Trigger warning: Suicide & Self-Harming Behaviours
i woke up. after taking 6 sleeping pills the night before. before i knew what happened.
i couldn’t go to sophie’s funeral. i couldn’t say goodbye the way i wanted to. i didn’t want to say goodbye at all. she lived in london. i live in canada. it’s almost been a year. it’s almost been a year since i woke up without my best friend. millions of “R.I.P’s” flooded her facebook page. i still try to message her. still want a response. and then i remember.
what just happened.
i don’t believe it
i don’t believe it
i can’t.
i am paralyzed.
now, sophie and suicide are the main things that spin around in my mind. they are connected. i try to get away. numb it. i walk for hours. i smoke cigarettes. i try to silence the screaming of my mind by opening skin. try to see her again. try to be with her. i count out reasons to go with each pill spilled out in my shaky, sweaty hand. i don’t eat. i eat too much and make up for it. i yell. i feel my skin boil in a hot shower.

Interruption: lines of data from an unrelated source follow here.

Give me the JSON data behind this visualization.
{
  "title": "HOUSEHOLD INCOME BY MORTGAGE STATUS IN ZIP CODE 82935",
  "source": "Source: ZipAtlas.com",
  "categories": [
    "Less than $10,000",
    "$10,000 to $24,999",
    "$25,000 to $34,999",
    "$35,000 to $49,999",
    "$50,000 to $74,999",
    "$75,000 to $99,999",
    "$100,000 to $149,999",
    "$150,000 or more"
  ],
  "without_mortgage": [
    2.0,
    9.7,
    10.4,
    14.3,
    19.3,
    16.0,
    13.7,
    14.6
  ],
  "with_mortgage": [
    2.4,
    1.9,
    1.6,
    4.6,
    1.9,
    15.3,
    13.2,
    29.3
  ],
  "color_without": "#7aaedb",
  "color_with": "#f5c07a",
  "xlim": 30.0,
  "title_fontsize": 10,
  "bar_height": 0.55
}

today is day 306. some days, i can’t cry. some days, i am a broken, leaky faucet and the tears will not stop. some moments, i am okay. when the sun begins to shine through clouds. and the sky opens up. when the sun sets. after it rains.
It doesn’t last. It never does.
i try to picture you at peace, without pain. finally free of your demons.
i try to forget all the pain you left behind.